В первой описывалась колония поселенцев на планете, поверхность которой полностью состоит из воды, где та дрейфовала по бесконечному океану. Там добывали редкие элементы таблицы Менделеева из атмосферы и водной толщи. Странные создания глубин, губящая радиация, практически полный штиль и гнетущая тишина на борту большого железного гиганта, стенки которого не могло прогрызть ни одно морское чудище. Вторая же была простым романом между девушкой швеёй и начальником ЖЭКа. Хотя это скорее было художественным переосмыслением прожитой жизни судя по первым строкам истории, посвящённым любимой Марии.

Простая деревушка, вроде, а тут, оказывается, писатель жил. Получается, что письма от поклонников? Стопка-то увесистая. Интересно, какого с писателем бок о бок жить? Они же обычно достаточно закрытые, тем более если он специально в деревню ото всех сбежать попытался. Но письма-то хранил, дорожил вниманием! Эх, был бы у меня знакомый такой, так проще было бы выразить себя или ещё что-то эдакое.

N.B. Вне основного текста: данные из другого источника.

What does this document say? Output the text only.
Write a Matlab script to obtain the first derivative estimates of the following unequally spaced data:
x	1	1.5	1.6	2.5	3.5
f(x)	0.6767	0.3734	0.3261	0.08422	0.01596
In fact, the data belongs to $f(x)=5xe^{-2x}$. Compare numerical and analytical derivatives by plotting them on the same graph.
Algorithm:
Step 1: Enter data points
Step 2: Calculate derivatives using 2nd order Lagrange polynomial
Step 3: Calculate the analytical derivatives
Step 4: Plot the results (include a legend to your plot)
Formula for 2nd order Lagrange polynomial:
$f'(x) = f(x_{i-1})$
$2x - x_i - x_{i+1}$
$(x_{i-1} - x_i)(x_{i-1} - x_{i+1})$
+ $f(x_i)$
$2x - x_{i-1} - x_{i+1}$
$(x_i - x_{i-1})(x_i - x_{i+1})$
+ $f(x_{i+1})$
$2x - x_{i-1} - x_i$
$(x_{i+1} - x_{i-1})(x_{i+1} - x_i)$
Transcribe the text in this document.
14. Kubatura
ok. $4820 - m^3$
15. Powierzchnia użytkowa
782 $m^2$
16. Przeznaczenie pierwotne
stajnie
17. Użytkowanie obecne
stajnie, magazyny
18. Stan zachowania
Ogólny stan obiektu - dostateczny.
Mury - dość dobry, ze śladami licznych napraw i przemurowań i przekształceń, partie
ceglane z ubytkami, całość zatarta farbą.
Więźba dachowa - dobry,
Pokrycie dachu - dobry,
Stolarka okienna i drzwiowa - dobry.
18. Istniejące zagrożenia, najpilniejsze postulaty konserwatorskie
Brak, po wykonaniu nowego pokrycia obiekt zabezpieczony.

Спирт и чёрствые сухари — вот всё, что удалось умыкнуть из этого дома. Осматривать другие желания не появлялось. Кишка попросился Тоне на ручки, и они дружным трио собрались в обсерваторию. Они ехали недолго, минут двадцать, и уже были около места назначения. Пропускной пункт, хлипкий забор, находившийся там скорее для виду, что тогда, что тем более сейчас, красивое здание с полусферой наверху, откуда из широкой прорези торчал массивный телескоп. Девочки зашли, а Кишка остался спать, его это всё не сильно интересовало.

Темно, пришлось зажечь керосинку. Сама обсерватория почти не пострадала. Ходить по ней можно было без опаски за целостность своей черепушки. Грязный пол, пустая вахта, доски объявлений и стенд с расписанием экскурсий. И зачем вообще здесь обсерватория?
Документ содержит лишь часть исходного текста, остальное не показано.